Novelista pe­ruano; nació en Chiclayo en 1872. Estudió en el Colegio Nacional de Guadalupe y en la Universidad de San Marcos, explicó Histo­ria en el Colegio de San Miguel, de Piura, fue juez instructor de Huánuco, magistrado y presidente del Tribunal Superior de Jus­ticia de Tacna. Dirigió El Amigo del Pue­blo y La Prensa de Lima (1916). Su obra se desarrolla dentro de las orientaciones del realismo crítico y renovador de Hispano­américa, con atención especial hacia el ele­mento indígena. Lo más estimable de su obra se encuentra en sus Cuentos andinos (1920, v.), que continuó con Nuevos cuen­tos andinos (1937) y con El hechizo de To- mayquichua (1943).
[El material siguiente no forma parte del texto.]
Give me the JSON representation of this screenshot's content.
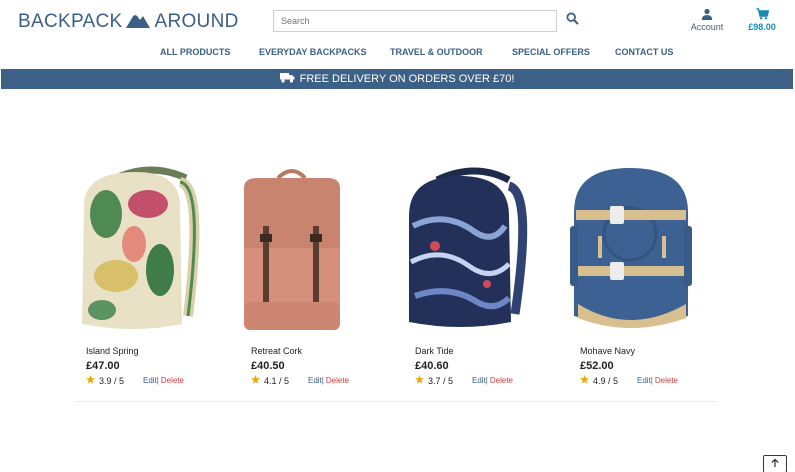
{
  "header": {
    "logo_left": "BACKPACK",
    "logo_right": "AROUND",
    "search_placeholder": "Search",
    "account_label": "Account",
    "cart_total": "£98.00"
  },
  "nav": {
    "items": [
      "ALL PRODUCTS",
      "EVERYDAY BACKPACKS",
      "TRAVEL & OUTDOOR",
      "SPECIAL OFFERS",
      "CONTACT US"
    ]
  },
  "banner": {
    "text": "FREE DELIVERY ON ORDERS OVER £70!"
  },
  "products": [
    {
      "name": "Island Spring",
      "price": "£47.00",
      "rating": "3.9 / 5",
      "edit": "Edit",
      "delete": "Delete"
    },
    {
      "name": "Retreat Cork",
      "price": "£40.50",
      "rating": "4.1 / 5",
      "edit": "Edit",
      "delete": "Delete"
    },
    {
      "name": "Dark Tide",
      "price": "£40.60",
      "rating": "3.7 / 5",
      "edit": "Edit",
      "delete": "Delete"
    },
    {
      "name": "Mohave Navy",
      "price": "£52.00",
      "rating": "4.9 / 5",
      "edit": "Edit",
      "delete": "Delete"
    }
  ],
  "colors": {
    "brand": "#3b5f86",
    "banner": "#3d6186",
    "cart": "#1a8bb8",
    "delete": "#d23c3c",
    "star": "#f0a500"
  },
  "icons": {
    "search": "search-icon",
    "account": "user-icon",
    "cart": "cart-icon",
    "truck": "truck-icon",
    "back_to_top": "arrow-up-icon"
  }
}
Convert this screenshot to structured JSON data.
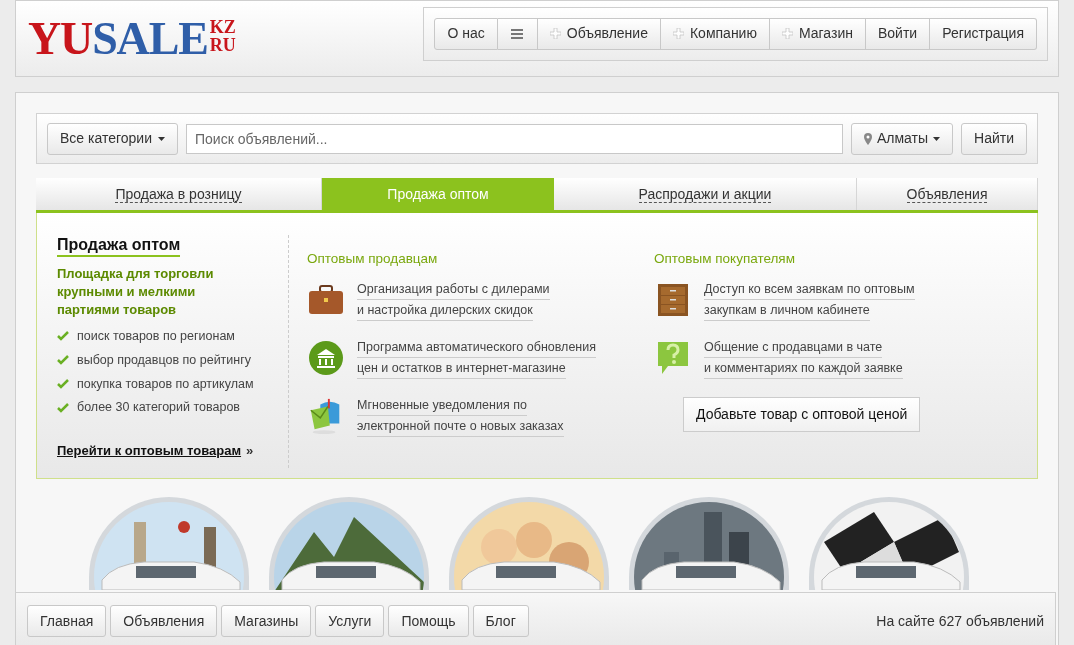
{
  "logo": {
    "main_red": "YU",
    "main_blue": "SALE",
    "top": "KZ",
    "bottom": "RU"
  },
  "nav": [
    {
      "kind": "text",
      "label": "О нас"
    },
    {
      "kind": "menu"
    },
    {
      "kind": "add",
      "label": "Объявление"
    },
    {
      "kind": "add",
      "label": "Компанию"
    },
    {
      "kind": "add",
      "label": "Магазин"
    },
    {
      "kind": "text",
      "label": "Войти"
    },
    {
      "kind": "text",
      "label": "Регистрация"
    }
  ],
  "search": {
    "category": "Все категории",
    "placeholder": "Поиск объявлений...",
    "city": "Алматы",
    "button": "Найти"
  },
  "tabs": [
    {
      "label": "Продажа в розницу",
      "selected": false
    },
    {
      "label": "Продажа оптом",
      "selected": true
    },
    {
      "label": "Распродажи и акции",
      "selected": false
    },
    {
      "label": "Объявления",
      "selected": false
    }
  ],
  "panel": {
    "title": "Продажа оптом",
    "subtitle": "Площадка для торговли крупными и мелкими партиями товаров",
    "features": [
      "поиск товаров по регионам",
      "выбор продавцов по рейтингу",
      "покупка товаров по артикулам",
      "более 30 категорий товаров"
    ],
    "link": "Перейти к оптовым товарам",
    "link_suffix": "»",
    "columns": [
      {
        "heading": "Оптовым продавцам",
        "items": [
          {
            "kind": "briefcase",
            "lines": [
              "Организация работы с дилерами",
              "и настройка дилерских скидок"
            ]
          },
          {
            "kind": "bank",
            "lines": [
              "Программа автоматического обновления",
              "цен и остатков в интернет-магазине"
            ]
          },
          {
            "kind": "mailbox",
            "lines": [
              "Мгновенные уведомления по",
              "электронной почте о новых заказах"
            ]
          }
        ]
      },
      {
        "heading": "Оптовым покупателям",
        "items": [
          {
            "kind": "cabinet",
            "lines": [
              "Доступ ко всем заявкам по оптовым",
              "закупкам в личном кабинете"
            ]
          },
          {
            "kind": "question",
            "lines": [
              "Общение с продавцами в чате",
              "и комментариях по каждой заявке"
            ]
          }
        ],
        "button": "Добавьте товар с оптовой ценой"
      }
    ]
  },
  "footer": {
    "links": [
      "Главная",
      "Объявления",
      "Магазины",
      "Услуги",
      "Помощь",
      "Блог"
    ],
    "status": "На сайте 627 объявлений"
  }
}
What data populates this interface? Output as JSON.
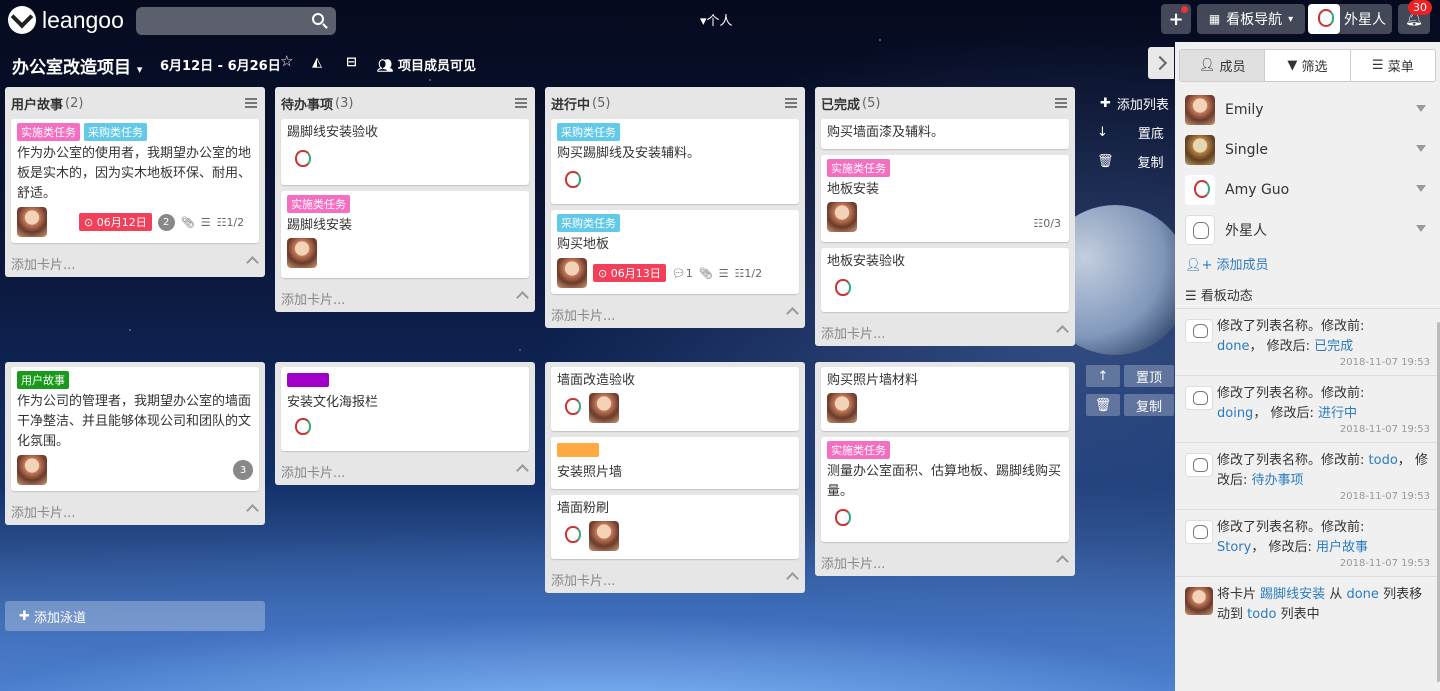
{
  "app": {
    "name": "leangoo",
    "search_placeholder": "",
    "personal_label": "个人",
    "board_nav_label": "看板导航",
    "user_name": "外星人",
    "notif_count": "30"
  },
  "board": {
    "title": "办公室改造项目",
    "dates": "6月12日 - 6月26日",
    "visibility": "项目成员可见"
  },
  "lists": [
    {
      "title": "用户故事",
      "count": "(2)",
      "add": "添加卡片...",
      "cards": [
        {
          "tags": [
            {
              "t": "实施类任务",
              "c": "#f56fc0"
            },
            {
              "t": "采购类任务",
              "c": "#62c9e8"
            }
          ],
          "text": "作为办公室的使用者，我期望办公室的地板是实木的，因为实木地板环保、耐用、舒适。",
          "due": "06月12日",
          "badge": "2",
          "check": "1/2"
        }
      ]
    },
    {
      "title": "待办事项",
      "count": "(3)",
      "add": "添加卡片...",
      "cards": [
        {
          "text": "踢脚线安装验收"
        },
        {
          "tags": [
            {
              "t": "实施类任务",
              "c": "#f56fc0"
            }
          ],
          "text": "踢脚线安装"
        }
      ]
    },
    {
      "title": "进行中",
      "count": "(5)",
      "add": "添加卡片...",
      "cards": [
        {
          "tags": [
            {
              "t": "采购类任务",
              "c": "#62c9e8"
            }
          ],
          "text": "购买踢脚线及安装辅料。"
        },
        {
          "tags": [
            {
              "t": "采购类任务",
              "c": "#62c9e8"
            }
          ],
          "text": "购买地板",
          "due": "06月13日",
          "comments": "1",
          "check": "1/2"
        }
      ]
    },
    {
      "title": "已完成",
      "count": "(5)",
      "add": "添加卡片...",
      "cards": [
        {
          "text": "购买墙面漆及辅料。"
        },
        {
          "tags": [
            {
              "t": "实施类任务",
              "c": "#f56fc0"
            }
          ],
          "text": "地板安装",
          "check": "0/3"
        },
        {
          "text": "地板安装验收"
        }
      ]
    }
  ],
  "lane2": [
    {
      "add": "添加卡片...",
      "cards": [
        {
          "tags": [
            {
              "t": "用户故事",
              "c": "#1a9a1a"
            }
          ],
          "text": "作为公司的管理者，我期望办公室的墙面干净整洁、并且能够体现公司和团队的文化氛围。",
          "badge": "3"
        }
      ]
    },
    {
      "add": "添加卡片...",
      "cards": [
        {
          "text": "安装文化海报栏"
        }
      ]
    },
    {
      "add": "添加卡片...",
      "cards": [
        {
          "text": "墙面改造验收"
        },
        {
          "text": "安装照片墙"
        },
        {
          "text": "墙面粉刷"
        }
      ]
    },
    {
      "add": "添加卡片...",
      "cards": [
        {
          "text": "购买照片墙材料"
        },
        {
          "tags": [
            {
              "t": "实施类任务",
              "c": "#f56fc0"
            }
          ],
          "text": "测量办公室面积、估算地板、踢脚线购买量。"
        }
      ]
    }
  ],
  "side_actions": {
    "add_list": "添加列表",
    "top": "置底",
    "copy": "复制",
    "lane_top": "置顶",
    "lane_copy": "复制"
  },
  "add_swimlane": "添加泳道",
  "panel": {
    "tabs": [
      "成员",
      "筛选",
      "菜单"
    ],
    "members": [
      "Emily",
      "Single",
      "Amy Guo",
      "外星人"
    ],
    "add_member": "添加成员",
    "activity_title": "看板动态",
    "activities": [
      {
        "text": "修改了列表名称。修改前:",
        "before": "done",
        "after_label": "修改后:",
        "after": "已完成",
        "time": "2018-11-07 19:53"
      },
      {
        "text": "修改了列表名称。修改前:",
        "before": "doing",
        "after_label": "修改后:",
        "after": "进行中",
        "time": "2018-11-07 19:53"
      },
      {
        "text": "修改了列表名称。修改前:",
        "before": "todo",
        "after_label": "修改后:",
        "after": "待办事项",
        "time": "2018-11-07 19:53"
      },
      {
        "text": "修改了列表名称。修改前:",
        "before": "Story",
        "after_label": "修改后:",
        "after": "用户故事",
        "time": "2018-11-07 19:53"
      }
    ],
    "last_activity": {
      "p1": "将卡片",
      "card": "踢脚线安装",
      "p2": "从",
      "from": "done",
      "p3": "列表移动到",
      "to": "todo",
      "p4": "列表中"
    }
  },
  "colors": {
    "due": "#f2405a",
    "link": "#2b7bbf",
    "orange_label": "#ffa940",
    "purple_label": "#a000c8"
  }
}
Su identificación con las víctimas de la injusticia social, en este caso los indios, lo lleva a trazar cuadros de gran plasticidad e interés, pese a su escasa penetración psicológica. En la misma línea, construye la novela Matalaché (1929), so­bre la dura existencia de los negros en las grandes haciendas. Otras obras suyas son: Miniaturas (1895), semblanzas de bellezas limeñas; De mi casona (1924), «especie de memoria de un Bradomín criollo y tropi­cal», según frase de Luis Alberto Sánchez; Calderonadas (1930), greguerías de inten­ción satírica; Los caballeros del delito (1937); De la tierra brava (1938), poesías; Las caridades de la señora Tordoya (1950). También se le debe el drama en un acto titulado Desolación (1916). Obtuvo el Premio Nacional de Cultura en 1950.